Object-centric representation learning has recently been successfully applied to real-world datasets. This success can be attributed to pretrained non-object-centric foundation models, whose features serve as reconstruction targets for slot attention. However, targets must remain frozen throughout the training, which sets an upper bound on the performance object-centric models can attain. Attempts to update the target encoder by bootstrapping result in large performance drops, which can be attributed to its lack of object-centric inductive biases, causing the object-centric model's encoder to drift away from representations useful as reconstruction targets. To address these limitations, we propose Object-CEntric Pretraining by Target Encoder BOotstrapping, a self-distillation setup for training object-centric models from scratch, on real-world data, for the first time ever. In OCEBO, the target encoder is updated as an exponential moving average of the object-centric model, thus explicitly being enriched with object-centric inductive biases introduced by slot attention while removing the upper bound on performance present in other models. We mitigate the slot collapse caused by random initialization of the target encoder by introducing a novel cross-view patch filtering approach that limits the supervision to sufficiently informative patches. When pretrained on 241k images from COCO, OCEBO achieves unsupervised object discovery performance comparable to that of object-centric models with frozen non-object-centric target encoders pretrained on hundreds of millions of images. The code and pretrained models are publicly available at https://github.com/djukicn/ocebo.

Paper Structure

This paper contains 15 sections, 8 equations, 4 figures, 4 tables.

Figures (4)

  • Figure 1: Overview of OCEBO: View $x_1$ is processed by the object-centric model's encoder (top branch), producing global and patch representations $\tilde{{\bm{z}}}_1$ and ${\bm{z}}_1$, respectively. Patch representations are sent through the slot attention encoder and decoder, where the latter outputs a reconstruction of the input patch representations $q_1$. Target encoder (bottom branch) processes both views $x_1$ and $x_2$ separately and produces their global and patch representations $\tilde{{\bm{z}}}_{t, 1}$, ${{\bm{z}}}_{t, 1}$, $\tilde{{\bm{z}}}_{t, 2}$ and ${{\bm{z}}}_{t, 2}$, respectively.

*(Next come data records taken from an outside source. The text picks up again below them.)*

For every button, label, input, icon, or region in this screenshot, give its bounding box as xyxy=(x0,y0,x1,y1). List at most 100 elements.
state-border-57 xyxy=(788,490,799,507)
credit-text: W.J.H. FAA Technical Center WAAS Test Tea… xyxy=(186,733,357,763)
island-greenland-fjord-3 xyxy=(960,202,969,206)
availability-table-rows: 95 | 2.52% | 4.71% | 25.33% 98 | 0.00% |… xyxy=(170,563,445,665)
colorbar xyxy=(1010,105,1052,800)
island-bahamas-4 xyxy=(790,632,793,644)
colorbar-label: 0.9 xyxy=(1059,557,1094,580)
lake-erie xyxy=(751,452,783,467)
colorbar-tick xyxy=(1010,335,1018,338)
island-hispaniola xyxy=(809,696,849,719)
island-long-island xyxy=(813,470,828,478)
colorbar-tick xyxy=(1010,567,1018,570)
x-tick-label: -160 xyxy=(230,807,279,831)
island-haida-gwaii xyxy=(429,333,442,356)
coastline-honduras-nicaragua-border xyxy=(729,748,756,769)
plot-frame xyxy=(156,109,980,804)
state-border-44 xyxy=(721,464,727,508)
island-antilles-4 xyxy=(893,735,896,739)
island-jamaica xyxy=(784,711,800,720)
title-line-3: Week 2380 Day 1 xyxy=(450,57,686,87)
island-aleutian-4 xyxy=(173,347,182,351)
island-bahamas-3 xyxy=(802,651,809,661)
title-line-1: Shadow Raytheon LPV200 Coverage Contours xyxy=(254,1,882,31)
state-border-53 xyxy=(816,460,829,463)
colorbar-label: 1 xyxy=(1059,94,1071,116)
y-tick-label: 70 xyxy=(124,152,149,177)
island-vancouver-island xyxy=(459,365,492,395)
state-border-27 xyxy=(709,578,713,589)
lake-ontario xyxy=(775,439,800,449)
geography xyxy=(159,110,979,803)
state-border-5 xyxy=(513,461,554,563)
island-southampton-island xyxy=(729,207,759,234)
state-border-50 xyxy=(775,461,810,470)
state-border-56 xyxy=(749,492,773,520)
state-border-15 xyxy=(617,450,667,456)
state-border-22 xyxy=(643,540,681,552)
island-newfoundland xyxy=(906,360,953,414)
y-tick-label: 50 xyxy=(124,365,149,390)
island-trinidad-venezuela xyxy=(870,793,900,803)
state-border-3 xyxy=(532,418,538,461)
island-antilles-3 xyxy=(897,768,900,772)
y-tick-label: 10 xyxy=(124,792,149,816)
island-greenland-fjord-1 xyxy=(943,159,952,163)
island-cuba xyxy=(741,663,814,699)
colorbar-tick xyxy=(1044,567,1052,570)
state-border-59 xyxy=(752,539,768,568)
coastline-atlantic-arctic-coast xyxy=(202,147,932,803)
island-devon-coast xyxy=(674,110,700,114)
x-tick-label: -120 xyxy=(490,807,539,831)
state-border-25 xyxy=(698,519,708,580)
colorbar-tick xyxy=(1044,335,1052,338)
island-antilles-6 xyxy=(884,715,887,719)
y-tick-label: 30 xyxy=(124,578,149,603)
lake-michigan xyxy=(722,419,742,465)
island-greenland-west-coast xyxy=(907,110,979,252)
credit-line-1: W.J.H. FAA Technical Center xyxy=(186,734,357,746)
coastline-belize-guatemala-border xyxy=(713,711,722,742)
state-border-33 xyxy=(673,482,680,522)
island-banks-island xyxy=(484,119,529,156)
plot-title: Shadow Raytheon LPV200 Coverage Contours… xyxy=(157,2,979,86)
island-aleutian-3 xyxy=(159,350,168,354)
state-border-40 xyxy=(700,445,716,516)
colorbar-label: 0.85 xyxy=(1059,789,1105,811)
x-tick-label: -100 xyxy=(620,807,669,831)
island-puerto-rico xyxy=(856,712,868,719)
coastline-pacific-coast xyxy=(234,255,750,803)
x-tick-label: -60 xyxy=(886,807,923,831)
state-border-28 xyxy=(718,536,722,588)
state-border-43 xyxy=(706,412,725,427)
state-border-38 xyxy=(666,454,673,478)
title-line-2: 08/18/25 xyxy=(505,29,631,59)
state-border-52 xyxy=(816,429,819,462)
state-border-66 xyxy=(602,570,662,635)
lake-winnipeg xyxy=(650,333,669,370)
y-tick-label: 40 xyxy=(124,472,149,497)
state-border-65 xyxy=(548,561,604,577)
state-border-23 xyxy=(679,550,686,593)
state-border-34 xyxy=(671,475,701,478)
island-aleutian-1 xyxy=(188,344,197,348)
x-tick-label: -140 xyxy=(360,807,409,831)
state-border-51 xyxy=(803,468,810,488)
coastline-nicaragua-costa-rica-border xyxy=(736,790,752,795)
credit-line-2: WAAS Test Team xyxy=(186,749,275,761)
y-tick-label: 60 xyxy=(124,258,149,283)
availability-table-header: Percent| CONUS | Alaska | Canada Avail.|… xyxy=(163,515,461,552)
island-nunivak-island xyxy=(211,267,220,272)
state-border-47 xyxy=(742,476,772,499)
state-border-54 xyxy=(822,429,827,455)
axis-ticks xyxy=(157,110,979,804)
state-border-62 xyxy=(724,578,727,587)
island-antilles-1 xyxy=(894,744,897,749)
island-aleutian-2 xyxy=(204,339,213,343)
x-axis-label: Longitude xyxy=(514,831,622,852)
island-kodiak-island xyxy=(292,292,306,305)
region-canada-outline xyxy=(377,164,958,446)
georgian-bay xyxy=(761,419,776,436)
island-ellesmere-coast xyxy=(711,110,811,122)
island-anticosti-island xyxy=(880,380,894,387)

Patch representations ${\bm{z}}_{t,1}$ and ${\bm{z}}_{t, 2}$ are used by the cross-view patch filtering approach to infer informative target patches and produce the mask ${\bm{m}}$. The inverse augmentation operation ($\texttt{invaug}$) is applied to the target features of $x_2$ and reconstructions of $x_1$ to make them correspond to the overlapping region (purple part of the image) before combining them with the mask ${\bm{m}}$ and applying the object-centric loss $\mathcal{L}_{oc}$. Global loss $\mathcal{L}_{global}$ is applied to global representations $\tilde{{\bm{z}}}_1$ and $\tilde{{\bm{z}}}_{t, 2}$.
  • Figure 2: The percentage of supervised patches, i.e., those that satisfy the cross-view patch filtering condition throughout the model training. Blue line corresponds to the model trained on COCO, while the orange line corresponds to that trained on COCO+.
  • Figure 3: PCA visualizations of the representations produced by the target encoder of OCEBO and by DINOv2. RGB values correspond to principal components 1--3 or 4--6.
  • Figure 4: Top: Scaling plots for FG-ARI (left) and mBO (right) with dataset sizes of $2^{15}$, $2^{16}$, $2^{17}$ and $2^{18}$ sampled from COCO or COCO+. Bottom: FG-ARI vs. mBO plot where point sizes indicate the dataset size (the smallest point corresponds to $2^{15}$, while the largest corresponds to $2^{18}$.